NOWY TARG. Przed rokiem przejazd kolejowy na Ludźmierskiej został zautomatyzowany. Na przejściu nie ma już dróżnika, a rogatki zamykają się automatycznie.
W tym roku doszło do co najmniej dwóch zdarzeń, które szczęśliwym zbiegiem okoliczności i dzięki refleksowi maszynisty nie zakończyły się tragicznie. Kierowcy wjechali na tory, gdy zamykały się rogatki i zostali "uwięzieni" pomiędzy szlabanami.
Co najbardziej zadziwiające - kierowcy nie próbowali uciekać - ani pieszo, ani wyłamując samochodem rogatki. W jednym przypadku maszynista zdołał zatrzymać skład, w innym - stosunkowo niewielkie wymiary samochodu sprawiły, że ustawiony bokiem pojazd nie został potrącony przez pociąg.

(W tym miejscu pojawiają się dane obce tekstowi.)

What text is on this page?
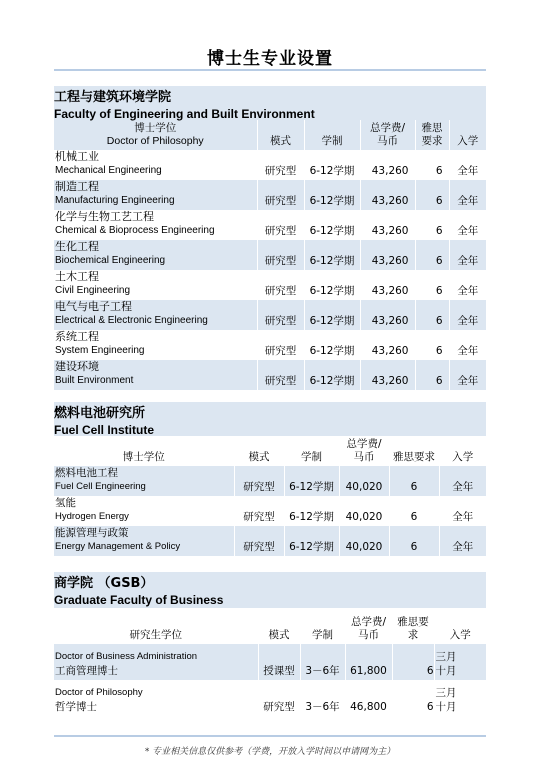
博士生专业设置
工程与建筑环境学院
Faculty of Engineering and Built Environment
博士学位
Doctor of Philosophy	模式	学制	总学费/
马币	雅思
要求	入学

机械工业
Mechanical Engineering	研究型	6-12学期	43,260	6	全年

制造工程
Manufacturing Engineering	研究型	6-12学期	43,260	6	全年

化学与生物工艺工程
Chemical & Bioprocess Engineering	研究型	6-12学期	43,260	6	全年

生化工程
Biochemical Engineering	研究型	6-12学期	43,260	6	全年

土木工程
Civil Engineering	研究型	6-12学期	43,260	6	全年

电气与电子工程
Electrical & Electronic Engineering	研究型	6-12学期	43,260	6	全年

系统工程
System Engineering	研究型	6-12学期	43,260	6	全年

建设环境
Built Environment	研究型	6-12学期	43,260	6	全年
燃料电池研究所
Fuel Cell Institute
博士学位	模式	学制	总学费/
马币	雅思要求	入学

燃料电池工程
Fuel Cell Engineering	研究型	6-12学期	40,020	6	全年

氢能
Hydrogen Energy	研究型	6-12学期	40,020	6	全年

能源管理与政策
Energy Management & Policy	研究型	6-12学期	40,020	6	全年
商学院 （GSB）
Graduate Faculty of Business
研究生学位	模式	学制	总学费/
马币	雅思要
求	入学

Doctor of Business Administration
工商管理博士	授课型	3－6年	61,800	6	三月
十月

Doctor of Philosophy
哲学博士	研究型	3－6年	46,800	6	三月
十月
* 专业相关信息仅供参考（学费，开放入学时间以申请网为主）
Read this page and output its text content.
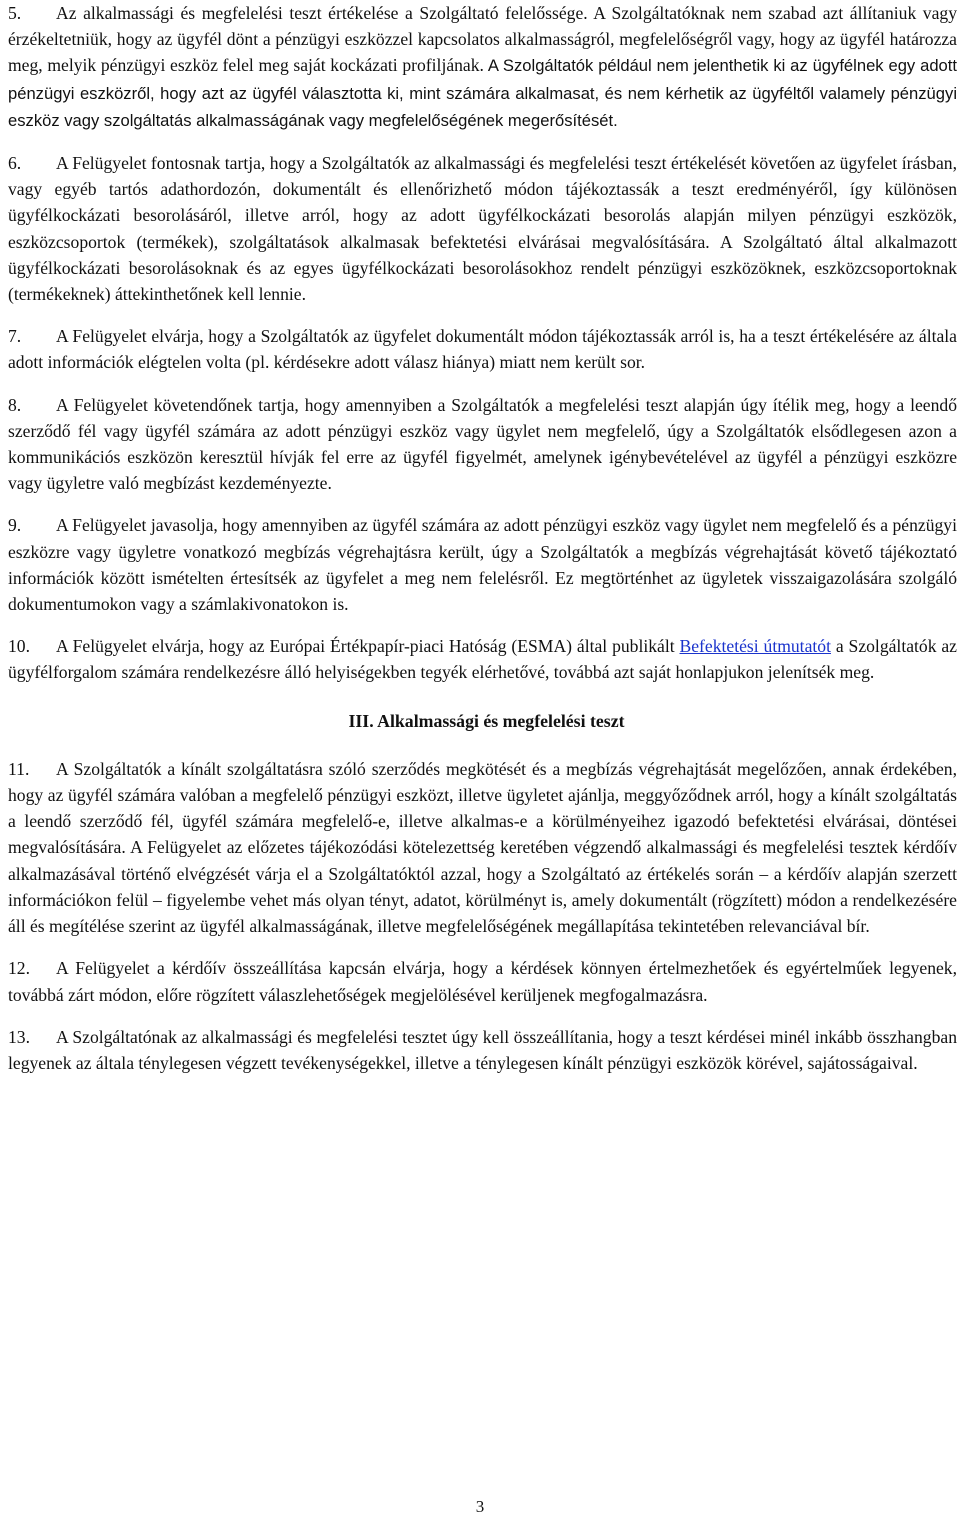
5. Az alkalmassági és megfelelési teszt értékelése a Szolgáltató felelőssége. A Szolgáltatóknak nem szabad azt állítaniuk vagy érzékeltetniük, hogy az ügyfél dönt a pénzügyi eszközzel kapcsolatos alkalmasságról, megfelelőségről vagy, hogy az ügyfél határozza meg, melyik pénzügyi eszköz felel meg saját kockázati profiljának. A Szolgáltatók például nem jelenthetik ki az ügyfélnek egy adott pénzügyi eszközről, hogy azt az ügyfél választotta ki, mint számára alkalmasat, és nem kérhetik az ügyféltől valamely pénzügyi eszköz vagy szolgáltatás alkalmasságának vagy megfelelőségének megerősítését.

6. A Felügyelet fontosnak tartja, hogy a Szolgáltatók az alkalmassági és megfelelési teszt értékelését követően az ügyfelet írásban, vagy egyéb tartós adathordozón, dokumentált és ellenőrizhető módon tájékoztassák a teszt eredményéről, így különösen ügyfélkockázati besorolásáról, illetve arról, hogy az adott ügyfélkockázati besorolás alapján milyen pénzügyi eszközök, eszközcsoportok (termékek), szolgáltatások alkalmasak befektetési elvárásai megvalósítására. A Szolgáltató által alkalmazott ügyfélkockázati besorolásoknak és az egyes ügyfélkockázati besorolásokhoz rendelt pénzügyi eszközöknek, eszközcsoportoknak (termékeknek) áttekinthetőnek kell lennie.

7. A Felügyelet elvárja, hogy a Szolgáltatók az ügyfelet dokumentált módon tájékoztassák arról is, ha a teszt értékelésére az általa adott információk elégtelen volta (pl. kérdésekre adott válasz hiánya) miatt nem került sor.

8. A Felügyelet követendőnek tartja, hogy amennyiben a Szolgáltatók a megfelelési teszt alapján úgy ítélik meg, hogy a leendő szerződő fél vagy ügyfél számára az adott pénzügyi eszköz vagy ügylet nem megfelelő, úgy a Szolgáltatók elsődlegesen azon a kommunikációs eszközön keresztül hívják fel erre az ügyfél figyelmét, amelynek igénybevételével az ügyfél a pénzügyi eszközre vagy ügyletre való megbízást kezdeményezte.

9. A Felügyelet javasolja, hogy amennyiben az ügyfél számára az adott pénzügyi eszköz vagy ügylet nem megfelelő és a pénzügyi eszközre vagy ügyletre vonatkozó megbízás végrehajtásra került, úgy a Szolgáltatók a megbízás végrehajtását követő tájékoztató információk között ismételten értesítsék az ügyfelet a meg nem felelésről. Ez megtörténhet az ügyletek visszaigazolására szolgáló dokumentumokon vagy a számlakivonatokon is.

10. A Felügyelet elvárja, hogy az Európai Értékpapír-piaci Hatóság (ESMA) által publikált Befektetési útmutatót a Szolgáltatók az ügyfélforgalom számára rendelkezésre álló helyiségekben tegyék elérhetővé, továbbá azt saját honlapjukon jelenítsék meg.

III. Alkalmassági és megfelelési teszt

11. A Szolgáltatók a kínált szolgáltatásra szóló szerződés megkötését és a megbízás végrehajtását megelőzően, annak érdekében, hogy az ügyfél számára valóban a megfelelő pénzügyi eszközt, illetve ügyletet ajánlja, meggyőződnek arról, hogy a kínált szolgáltatás a leendő szerződő fél, ügyfél számára megfelelő-e, illetve alkalmas-e a körülményeihez igazodó befektetési elvárásai, döntései megvalósítására. A Felügyelet az előzetes tájékozódási kötelezettség keretében végzendő alkalmassági és megfelelési tesztek kérdőív alkalmazásával történő elvégzését várja el a Szolgáltatóktól azzal, hogy a Szolgáltató az értékelés során – a kérdőív alapján szerzett információkon felül – figyelembe vehet más olyan tényt, adatot, körülményt is, amely dokumentált (rögzített) módon a rendelkezésére áll és megítélése szerint az ügyfél alkalmasságának, illetve megfelelőségének megállapítása tekintetében relevanciával bír.

12. A Felügyelet a kérdőív összeállítása kapcsán elvárja, hogy a kérdések könnyen értelmezhetőek és egyértelműek legyenek, továbbá zárt módon, előre rögzített válaszlehetőségek megjelölésével kerüljenek megfogalmazásra.

13. A Szolgáltatónak az alkalmassági és megfelelési tesztet úgy kell összeállítania, hogy a teszt kérdései minél inkább összhangban legyenek az általa ténylegesen végzett tevékenységekkel, illetve a ténylegesen kínált pénzügyi eszközök körével, sajátosságaival.

3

Na przejeździe zamontowane są kamery rejestrujące to, co dzieje się na tym odcinku. W razie potrzeby nagranie zdarzeń przekazywane jest Policji. A ta - przypomina:
- kierujący pojazdem zbliżając się do przejazdu kolejowego oraz przejeżdżając przez niego, ma obowiązek zachować szczególną ostrożność;
- przed wjechaniem na tory kierujący winien upewnić się, czy nie zbliża się pojazd szynowy oraz przedsięwziąć odpowiednie środki ostrożności, zwłaszcza jeżeli wskutek mgły lub z innych powodów przejrzystość powietrza jest zmniejszona;
- kierujący powinien prowadzić pojazd z taką prędkością, aby mógł go zatrzymać w bezpiecznym miejscu, gdy nadjeżdża pojazd szynowy lub gdy urządzenie zabezpieczające albo dawany sygnał zabrania wjazdu na przejazd;
- w razie unieruchomienia pojazdu na przejeździe kolejowym należy niezwłocznie usunąć go z przejazdu, a jeżeli nie jest to możliwe, ostrzec kierującego pojazdem szynowym o niebezpieczeństwie.